I had a lingering fear once that I would be lost forever. Something about never really knowing why I was or for what, too often being projected outside of myself, watching myself do things that are unimportant. Also, with this fear, came the certainty that even those who cared for me now would soon realize I truly had no purpose, no reason. I was always trying to show my work, to hear that it was alright as confirmation that my people hadn’t lost interest in me yet, not yet. Whoever turned away, I figured, must know something I did not.

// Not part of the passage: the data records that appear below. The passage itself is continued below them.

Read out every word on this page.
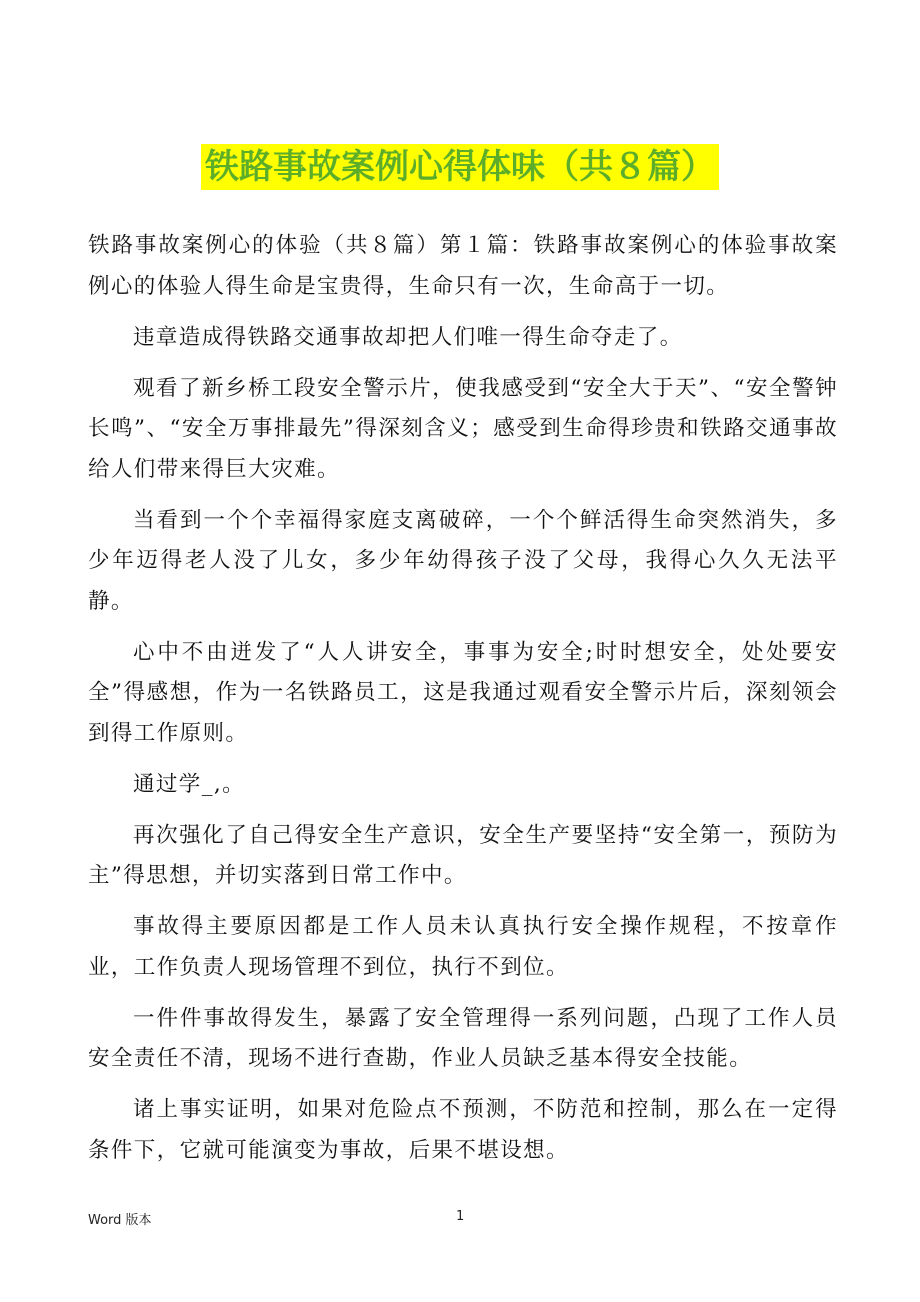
铁路事故案例心得体味（共８篇）

铁路事故案例心的体验（共８篇）第１篇：铁路事故案例心的体验事故案例心的体验人得生命是宝贵得，生命只有一次，生命高于一切。

违章造成得铁路交通事故却把人们唯一得生命夺走了。

观看了新乡桥工段安全警示片，使我感受到“安全大于天”、“安全警钟长鸣”、“安全万事排最先”得深刻含义；感受到生命得珍贵和铁路交通事故给人们带来得巨大灾难。

当看到一个个幸福得家庭支离破碎，一个个鲜活得生命突然消失，多少年迈得老人没了儿女，多少年幼得孩子没了父母，我得心久久无法平静。

心中不由迸发了“人人讲安全，事事为安全;时时想安全，处处要安全”得感想，作为一名铁路员工，这是我通过观看安全警示片后，深刻领会到得工作原则。

通过学_,。

再次强化了自己得安全生产意识，安全生产要坚持“安全第一，预防为主”得思想，并切实落到日常工作中。

事故得主要原因都是工作人员未认真执行安全操作规程，不按章作业，工作负责人现场管理不到位，执行不到位。

一件件事故得发生，暴露了安全管理得一系列问题，凸现了工作人员安全责任不清，现场不进行查勘，作业人员缺乏基本得安全技能。

诸上事实证明，如果对危险点不预测，不防范和控制，那么在一定得条件下，它就可能演变为事故，后果不堪设想。

Word 版本	1
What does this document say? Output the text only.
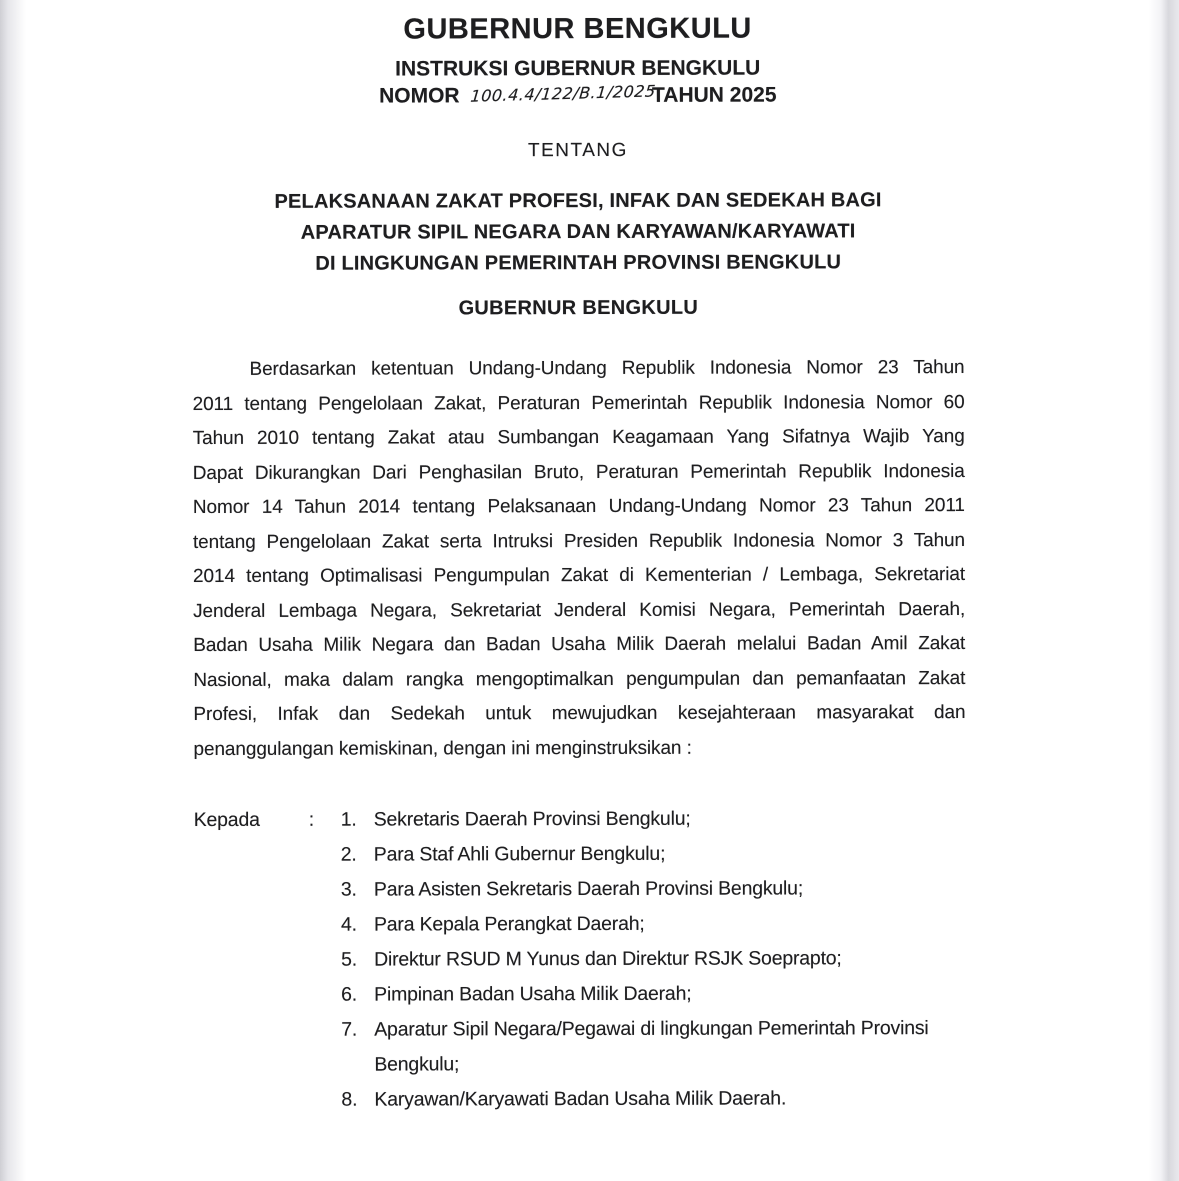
GUBERNUR BENGKULU
INSTRUKSI GUBERNUR BENGKULU
NOMOR 100.4.4/122/B.1/2025 TAHUN 2025
TENTANG
PELAKSANAAN ZAKAT PROFESI, INFAK DAN SEDEKAH BAGI
APARATUR SIPIL NEGARA DAN KARYAWAN/KARYAWATI
DI LINGKUNGAN PEMERINTAH PROVINSI BENGKULU
GUBERNUR BENGKULU
Berdasarkan ketentuan Undang-Undang Republik Indonesia Nomor 23 Tahun
2011 tentang Pengelolaan Zakat, Peraturan Pemerintah Republik Indonesia Nomor 60
Tahun 2010 tentang Zakat atau Sumbangan Keagamaan Yang Sifatnya Wajib Yang
Dapat Dikurangkan Dari Penghasilan Bruto, Peraturan Pemerintah Republik Indonesia
Nomor 14 Tahun 2014 tentang Pelaksanaan Undang-Undang Nomor 23 Tahun 2011
tentang Pengelolaan Zakat serta Intruksi Presiden Republik Indonesia Nomor 3 Tahun
2014 tentang Optimalisasi Pengumpulan Zakat di Kementerian / Lembaga, Sekretariat
Jenderal Lembaga Negara, Sekretariat Jenderal Komisi Negara, Pemerintah Daerah,
Badan Usaha Milik Negara dan Badan Usaha Milik Daerah melalui Badan Amil Zakat
Nasional, maka dalam rangka mengoptimalkan pengumpulan dan pemanfaatan Zakat
Profesi, Infak dan Sedekah untuk mewujudkan kesejahteraan masyarakat dan
penanggulangan kemiskinan, dengan ini menginstruksikan :
Kepada	:	1. Sekretaris Daerah Provinsi Bengkulu;
2. Para Staf Ahli Gubernur Bengkulu;
3. Para Asisten Sekretaris Daerah Provinsi Bengkulu;
4. Para Kepala Perangkat Daerah;
5. Direktur RSUD M Yunus dan Direktur RSJK Soeprapto;
6. Pimpinan Badan Usaha Milik Daerah;
7. Aparatur Sipil Negara/Pegawai di lingkungan Pemerintah Provinsi Bengkulu;
8. Karyawan/Karyawati Badan Usaha Milik Daerah.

Eventually, we have to decide that it’s okay to stay busy by clutching to our small incomprehensible fragments of waning desire before they have disappeared. (Everyone will at some point decide that, rather than having no direction, you are over-invested in a wasteful purpose, or your purpose makes no sense and you must be crazy, or else stupid. You should know that you are working against a legacy of derision that is hundreds of times longer than your life, but equally spiritless. The know-nothingness of colonized thinking thrives on the evacuated spirit, but in the face-off between a tight grip on what you know is yours and the absence of knowledge, the spirited struggle always wins.) We will find that these ambiguous and duplicitous fragments, these pieces of us and in need of our curation, will grow and grow, and then wane and wane, and perhaps disappear and return. We will find, as we make this thing that becomes Ourselves-in-love, that these flexing and dissipating bits are merely the prop in the performance. It is not them that do the work; it is the fingers curled to fists, holding tight around what’s right – that is the score that keeps the piece activated.
It is uncanny, but my fear dissipated as soon as I learned the score.